Let Twitter Be Twitter
New York magazine|Aug 10–23, 2015
In praise of the uproarious confusion the company is now trying to tame.
James Gleick
Let Twitter Be Twitter

Twitter is a mess—everybody says so. Twitter is mostly nonsense. You can’t find what you need on Twitter. Twitter is all haystack and no needles, all static and no signal.

By the lights of many investors, Twitter is floundering. Its longtime CEO (five years is long in internet time), Dick Costolo, jumped or was pushed in June; the board is scrambling to find a replacement; and Wall Street is sounding the alarm. The company’s revenue barely doubled last year, rising to $1.4 billion. Only 300 million people use Twitter every month. Its stock has hit an all-time low.

Advice is flowing in torrents: “How Twitter Can Be Fixed”; “Reimagining Twitter.” A Washington Post column explains “How to Fix Twitter, As Told via Tweets.” Twitter must pivot, must be transformed, must “reinvent itself.”

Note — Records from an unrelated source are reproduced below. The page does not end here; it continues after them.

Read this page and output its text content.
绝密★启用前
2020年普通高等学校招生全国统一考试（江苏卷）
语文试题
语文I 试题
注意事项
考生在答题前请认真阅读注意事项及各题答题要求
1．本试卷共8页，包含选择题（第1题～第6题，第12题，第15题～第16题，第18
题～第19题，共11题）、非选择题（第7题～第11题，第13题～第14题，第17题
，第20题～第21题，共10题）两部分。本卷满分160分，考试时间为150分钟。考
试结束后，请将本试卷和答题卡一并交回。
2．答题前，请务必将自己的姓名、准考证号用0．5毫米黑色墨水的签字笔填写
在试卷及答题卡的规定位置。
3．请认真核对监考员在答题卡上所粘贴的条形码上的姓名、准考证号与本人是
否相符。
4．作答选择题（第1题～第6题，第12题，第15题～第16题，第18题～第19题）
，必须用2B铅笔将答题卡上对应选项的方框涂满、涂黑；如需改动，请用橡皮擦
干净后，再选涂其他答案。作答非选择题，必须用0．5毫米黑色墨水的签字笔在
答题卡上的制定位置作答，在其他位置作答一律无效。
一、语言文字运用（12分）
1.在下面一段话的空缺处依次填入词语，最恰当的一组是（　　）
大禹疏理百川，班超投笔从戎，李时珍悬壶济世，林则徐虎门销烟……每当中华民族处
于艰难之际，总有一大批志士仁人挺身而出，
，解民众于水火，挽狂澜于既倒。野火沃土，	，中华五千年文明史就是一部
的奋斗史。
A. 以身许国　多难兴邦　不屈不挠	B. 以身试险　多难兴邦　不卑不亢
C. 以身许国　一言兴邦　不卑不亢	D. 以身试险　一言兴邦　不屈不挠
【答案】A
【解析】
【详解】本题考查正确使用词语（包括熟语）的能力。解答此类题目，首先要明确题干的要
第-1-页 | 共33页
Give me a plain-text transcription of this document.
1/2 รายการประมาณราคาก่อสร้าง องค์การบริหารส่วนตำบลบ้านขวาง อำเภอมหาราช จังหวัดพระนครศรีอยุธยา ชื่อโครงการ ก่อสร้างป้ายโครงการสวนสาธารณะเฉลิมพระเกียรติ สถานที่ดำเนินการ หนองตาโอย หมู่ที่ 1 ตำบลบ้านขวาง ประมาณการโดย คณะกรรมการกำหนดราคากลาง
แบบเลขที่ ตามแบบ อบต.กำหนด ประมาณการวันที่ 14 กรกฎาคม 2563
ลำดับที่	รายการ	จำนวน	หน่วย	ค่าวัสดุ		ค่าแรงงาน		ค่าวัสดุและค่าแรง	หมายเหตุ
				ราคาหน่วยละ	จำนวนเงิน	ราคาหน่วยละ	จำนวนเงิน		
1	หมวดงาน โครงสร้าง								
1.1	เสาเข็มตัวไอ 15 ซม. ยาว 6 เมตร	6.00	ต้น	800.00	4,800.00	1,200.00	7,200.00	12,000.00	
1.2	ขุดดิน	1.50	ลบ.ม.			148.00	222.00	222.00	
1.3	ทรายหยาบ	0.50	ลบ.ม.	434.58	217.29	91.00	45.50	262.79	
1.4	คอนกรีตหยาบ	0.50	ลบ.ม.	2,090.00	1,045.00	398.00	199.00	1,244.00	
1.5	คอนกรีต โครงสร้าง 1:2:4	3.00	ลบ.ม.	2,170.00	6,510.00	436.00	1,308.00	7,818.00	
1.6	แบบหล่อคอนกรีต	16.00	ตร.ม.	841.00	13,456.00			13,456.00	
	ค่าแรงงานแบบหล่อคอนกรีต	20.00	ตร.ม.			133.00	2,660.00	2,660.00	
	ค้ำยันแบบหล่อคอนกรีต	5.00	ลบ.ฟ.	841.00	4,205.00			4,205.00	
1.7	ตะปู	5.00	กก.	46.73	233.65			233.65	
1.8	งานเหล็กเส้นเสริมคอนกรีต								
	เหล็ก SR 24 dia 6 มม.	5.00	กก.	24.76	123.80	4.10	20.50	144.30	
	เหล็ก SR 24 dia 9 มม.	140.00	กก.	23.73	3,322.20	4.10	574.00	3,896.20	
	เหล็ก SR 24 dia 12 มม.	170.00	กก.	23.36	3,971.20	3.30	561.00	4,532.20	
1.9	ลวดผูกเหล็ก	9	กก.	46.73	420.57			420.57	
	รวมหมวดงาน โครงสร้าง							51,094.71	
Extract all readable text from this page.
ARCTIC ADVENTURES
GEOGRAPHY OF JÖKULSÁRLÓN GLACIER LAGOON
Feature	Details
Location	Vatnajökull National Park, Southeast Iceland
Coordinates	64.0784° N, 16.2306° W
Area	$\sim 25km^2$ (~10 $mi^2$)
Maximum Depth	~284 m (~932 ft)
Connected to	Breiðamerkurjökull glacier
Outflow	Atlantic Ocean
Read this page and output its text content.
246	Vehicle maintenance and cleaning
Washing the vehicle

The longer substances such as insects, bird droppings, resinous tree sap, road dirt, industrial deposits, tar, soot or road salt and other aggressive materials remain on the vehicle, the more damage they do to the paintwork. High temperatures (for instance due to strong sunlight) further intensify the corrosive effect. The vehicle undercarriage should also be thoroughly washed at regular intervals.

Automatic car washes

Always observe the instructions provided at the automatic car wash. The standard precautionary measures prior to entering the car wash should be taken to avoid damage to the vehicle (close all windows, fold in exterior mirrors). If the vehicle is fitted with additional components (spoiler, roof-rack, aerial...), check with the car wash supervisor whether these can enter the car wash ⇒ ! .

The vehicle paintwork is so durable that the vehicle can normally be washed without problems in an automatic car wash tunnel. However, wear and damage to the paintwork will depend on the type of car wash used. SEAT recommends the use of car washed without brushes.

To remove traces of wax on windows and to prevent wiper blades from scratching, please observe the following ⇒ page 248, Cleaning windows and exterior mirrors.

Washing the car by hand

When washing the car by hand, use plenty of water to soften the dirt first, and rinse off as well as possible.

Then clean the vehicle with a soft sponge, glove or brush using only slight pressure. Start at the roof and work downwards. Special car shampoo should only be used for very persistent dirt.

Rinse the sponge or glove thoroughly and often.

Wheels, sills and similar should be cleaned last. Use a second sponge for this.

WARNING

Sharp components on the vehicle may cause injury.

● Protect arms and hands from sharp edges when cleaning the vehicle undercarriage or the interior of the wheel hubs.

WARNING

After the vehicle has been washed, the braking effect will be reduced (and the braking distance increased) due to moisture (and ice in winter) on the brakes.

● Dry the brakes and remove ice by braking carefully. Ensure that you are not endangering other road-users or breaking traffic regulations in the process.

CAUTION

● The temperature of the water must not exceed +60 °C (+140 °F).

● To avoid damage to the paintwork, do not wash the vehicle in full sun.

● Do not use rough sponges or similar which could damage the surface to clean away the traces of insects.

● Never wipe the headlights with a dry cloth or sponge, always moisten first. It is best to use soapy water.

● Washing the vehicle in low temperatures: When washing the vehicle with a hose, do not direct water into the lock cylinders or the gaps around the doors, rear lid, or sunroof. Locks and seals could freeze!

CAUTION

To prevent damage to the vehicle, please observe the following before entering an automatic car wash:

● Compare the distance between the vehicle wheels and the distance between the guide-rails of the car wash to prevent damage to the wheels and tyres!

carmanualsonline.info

“I yearn to know where this company is headed,” writes one of Twitter’s earliest and largest investors, the billionaire Chris Sacca. His 8,500-word screed, “What Twitter Can Be,” has been making the rounds for weeks. His motivation is simple: “I want this stock to be worth more. I own more of it than virtually anyone working at the company.”

What’s the problem? Twitter isn’t growing fast enough. Maybe it is reaching a plateau. Five times as many people use Facebook—something like a billion and a half active users per month, which, if you believe it, is more than a fifth the Earth’s population. Twitter makes most of its money from its modest amount of advertising, but it could make so much more.

This story is from the Aug 10–23, 2015 edition of New York magazine.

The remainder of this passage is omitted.